Parecia um milagre da Senhora do Soito.

Durante a festa anual, que se celebra desde há várias décadas, no segundo domingo de Maio, o recinto da capela foi literalmente invadido por largas centenas de ovelhas. As primeiras, mais de duzentas, vinham enfeitadas a rigor para a festa, em forma de agradecimento. Logo a seguir, o resto do rebanho, em número muito maior, também ajudou os pastores a cumprir a promessa.
Numa terra em que da pastorícia e da transumância restam apenas os pastores, a presença de tantas cabeças de gado acabou por causar surpresa e encanto. Os mais velhos rejuvenesceram uns anos, recordando tempos idos, não só nas encostas da Estrela mas também nas campinas da Idanha, quando ainda se fazia a transumância.

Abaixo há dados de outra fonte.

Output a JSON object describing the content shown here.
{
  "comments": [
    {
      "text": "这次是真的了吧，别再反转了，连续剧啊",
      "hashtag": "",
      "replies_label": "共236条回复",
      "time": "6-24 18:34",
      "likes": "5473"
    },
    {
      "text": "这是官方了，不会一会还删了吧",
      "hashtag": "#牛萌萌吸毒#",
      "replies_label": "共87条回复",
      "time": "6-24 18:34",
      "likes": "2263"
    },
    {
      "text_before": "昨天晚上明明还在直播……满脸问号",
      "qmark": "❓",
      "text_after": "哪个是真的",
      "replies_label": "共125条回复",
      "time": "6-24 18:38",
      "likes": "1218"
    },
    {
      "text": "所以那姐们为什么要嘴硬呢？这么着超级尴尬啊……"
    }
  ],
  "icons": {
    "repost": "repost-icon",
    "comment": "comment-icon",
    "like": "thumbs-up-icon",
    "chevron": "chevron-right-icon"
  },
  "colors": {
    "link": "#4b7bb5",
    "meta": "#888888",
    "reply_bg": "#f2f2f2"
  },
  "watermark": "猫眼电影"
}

Antes da tradicional corrida, à volta da capela, houve tempo para a bênção de pastores e dos rebanhos. Um gesto simples mas sentido por quem acredita e pede a protecção divina. Depois das aflições do último Verão, com a Serra varrida pelas chamas, estar na Senhora do Soito foi muito mais do que cumprir uma promessa.
Desta vez as ovelhas vieram do outro lado da Serra, dos lados de Gouveia, e conhecem bem as pastagens de todo o Parque Natural, pois os pastores têm laços familiares em Famalicão da Serra. A encosta nascente da Serra voltou a ouvir o som das campainhas e dos chocalhos, voltou a sentir o cheiro intenso e único dos rebanhos. A Serra voltou a ser Serra e precisa de continuar a ser Serra e só o será com a presença de pessoas e animais.
De uma vez por todas é necessário olhar para estes lugares pelo que são realmente e criar condições para que às artes e ofícios tradicionais se associe qualidade de vida. Só assim será possível continuar a cativar os mais novos para que a Serra tenha futuro e vida.